NEW DELHI, Dec 16: Indian officials squarely blamed Pakistan’s intelligence agencies on Sunday for last week’s audacious armed attack on Delhi’s Parliament House and Home Minister Lal Krishan Advani said New Delhi was considering an as yet unspecified but a decidedly hard-hitting response which did not exclude a hot pursuit of militant targets across the border.

The more or less clear hint to the road ahead came from Advani himself, who said: “During the Kargil war, world leaders who used words like restraint and patience to nudge and shape India’s approach to the crisis have dropped the words since Thursday. That is significant.”

Advani, seen as an anti-Pakistan hawk in the ruling coalition, told the popular Aaj Tak news channel that the Indian people wanted hard action against the culprits of Thursday and the government understood their anxiety. He said India was not waiting for any response from Pakistan to its Friday’s demarche and would take any suitable action at its own convenience without consulting any other country.

Advani’s remarks came as Delhi Police Commissioner Ajai Raj Sharma said that the attack on Parliament House was carried out by “members of the Pakistan-based terrorist outfit Jaish-i-Mohammed at the behest of Pakistan’s Inter Services Intelligence (ISI).”

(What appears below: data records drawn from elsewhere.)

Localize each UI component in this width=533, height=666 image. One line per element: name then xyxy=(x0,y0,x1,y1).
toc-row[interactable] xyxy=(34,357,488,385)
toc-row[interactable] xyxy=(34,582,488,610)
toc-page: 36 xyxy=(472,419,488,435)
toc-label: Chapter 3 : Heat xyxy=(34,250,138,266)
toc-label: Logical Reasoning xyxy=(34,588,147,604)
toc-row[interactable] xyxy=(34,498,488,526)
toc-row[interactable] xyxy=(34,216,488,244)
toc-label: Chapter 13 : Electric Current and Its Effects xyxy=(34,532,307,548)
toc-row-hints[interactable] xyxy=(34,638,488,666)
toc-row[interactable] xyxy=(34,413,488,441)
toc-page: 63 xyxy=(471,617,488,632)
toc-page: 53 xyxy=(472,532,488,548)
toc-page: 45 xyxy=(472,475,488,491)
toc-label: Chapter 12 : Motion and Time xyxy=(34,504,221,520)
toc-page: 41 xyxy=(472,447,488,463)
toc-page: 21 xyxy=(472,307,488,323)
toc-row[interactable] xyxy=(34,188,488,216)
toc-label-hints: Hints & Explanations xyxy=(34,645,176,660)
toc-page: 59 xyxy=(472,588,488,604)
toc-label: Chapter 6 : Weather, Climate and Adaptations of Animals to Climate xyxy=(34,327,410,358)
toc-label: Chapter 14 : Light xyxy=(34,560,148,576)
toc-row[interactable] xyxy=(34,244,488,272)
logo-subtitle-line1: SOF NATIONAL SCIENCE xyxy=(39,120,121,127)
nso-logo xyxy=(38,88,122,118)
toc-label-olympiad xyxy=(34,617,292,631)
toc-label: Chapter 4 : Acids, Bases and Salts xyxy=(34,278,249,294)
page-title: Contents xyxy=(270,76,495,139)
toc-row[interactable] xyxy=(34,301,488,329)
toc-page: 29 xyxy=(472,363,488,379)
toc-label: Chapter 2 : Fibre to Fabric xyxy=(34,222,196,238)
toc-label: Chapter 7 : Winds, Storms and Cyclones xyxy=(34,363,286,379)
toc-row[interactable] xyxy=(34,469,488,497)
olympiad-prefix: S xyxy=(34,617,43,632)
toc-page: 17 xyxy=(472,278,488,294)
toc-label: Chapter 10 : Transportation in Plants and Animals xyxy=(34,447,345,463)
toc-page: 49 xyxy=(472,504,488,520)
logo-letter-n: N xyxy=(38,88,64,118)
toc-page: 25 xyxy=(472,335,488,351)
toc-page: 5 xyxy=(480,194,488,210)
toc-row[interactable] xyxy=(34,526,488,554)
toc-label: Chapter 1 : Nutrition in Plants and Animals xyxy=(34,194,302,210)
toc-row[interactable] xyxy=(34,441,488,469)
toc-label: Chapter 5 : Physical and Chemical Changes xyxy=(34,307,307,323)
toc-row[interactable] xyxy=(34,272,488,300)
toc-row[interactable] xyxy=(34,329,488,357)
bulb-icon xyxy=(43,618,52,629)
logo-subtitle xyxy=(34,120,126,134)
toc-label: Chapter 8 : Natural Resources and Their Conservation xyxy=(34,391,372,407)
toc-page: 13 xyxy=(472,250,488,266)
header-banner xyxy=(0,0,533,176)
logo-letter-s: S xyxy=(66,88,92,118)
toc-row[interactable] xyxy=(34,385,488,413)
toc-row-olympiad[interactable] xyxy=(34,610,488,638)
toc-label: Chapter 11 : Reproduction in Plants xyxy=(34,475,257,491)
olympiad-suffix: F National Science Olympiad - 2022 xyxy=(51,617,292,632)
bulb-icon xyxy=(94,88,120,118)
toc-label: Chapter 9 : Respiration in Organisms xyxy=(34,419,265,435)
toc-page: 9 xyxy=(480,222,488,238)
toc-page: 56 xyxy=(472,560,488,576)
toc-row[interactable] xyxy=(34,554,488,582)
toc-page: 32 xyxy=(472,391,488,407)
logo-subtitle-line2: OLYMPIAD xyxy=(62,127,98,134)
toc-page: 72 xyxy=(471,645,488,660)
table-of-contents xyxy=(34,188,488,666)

Sharma told a news conference that four persons — Mohammed Afzal, Shaukat, Shaukat’s wife and Abdul Rehman Geelani, a professor at the Zakir Hussain College of Delhi University, — had been arrested in connection with the attack.

Afzal and Shaukat — commission agents and residents of Sopore in Jammu and Kashmir’s Baramulla district — were the brains behind the conspiracy, he said.

They were being motivated by Ghazi Baba, described as a top commander of the Jaish in Kashmir, to carry out the attack, he said.

The Jaish is headed by Maulana Masood Azhar, one of the militants released in exchange for Indian Airlines plane hijacked to Kandahar in December 1999.

In some very significant ways Sharma’s story was at stark variance with the brief on the attack given to the media by Prime Minister Atal Behari Vajpayee among others.

Vajpayee had told journalists at a media seminar on Friday that the terrorists were well prepared and had been trained for months to carry out the attack on the Parliament House. He said their motive was to kill MPs and to take hostages to press for some unspecified demands.

Sharma said that Geelani and Shaukat’s wife had revealed that the conspiracy was hatched at Shaukat’s residence in Delhi’s Mukherjee Nagar recently. But perhaps even more significantly, he said: “These people went to the airport first, but later changed their mind and headed towards Parliament.”

The move to switch their target from the airport to the British-built Parliament House obviously could not have been part of any well-trained or rehearsed attack on the parliament, or the heart of Indian democracy that Vajpayee spoke of, analysts said.

Sharma said that though the ISI had told the Jaish and Lashkar-i-Tayiba to carry out the attack, the actual attack was carried out by members of the Jaish. Before the attack took place, the leader of the suicide attack squad — Mohammed — had called up Shaukat and told him to watch television and tell them which of the prominent parliamentarians were present in the House, he said. However, when Shaukat did not call back, the terrorists decided to go ahead with the attack, he said.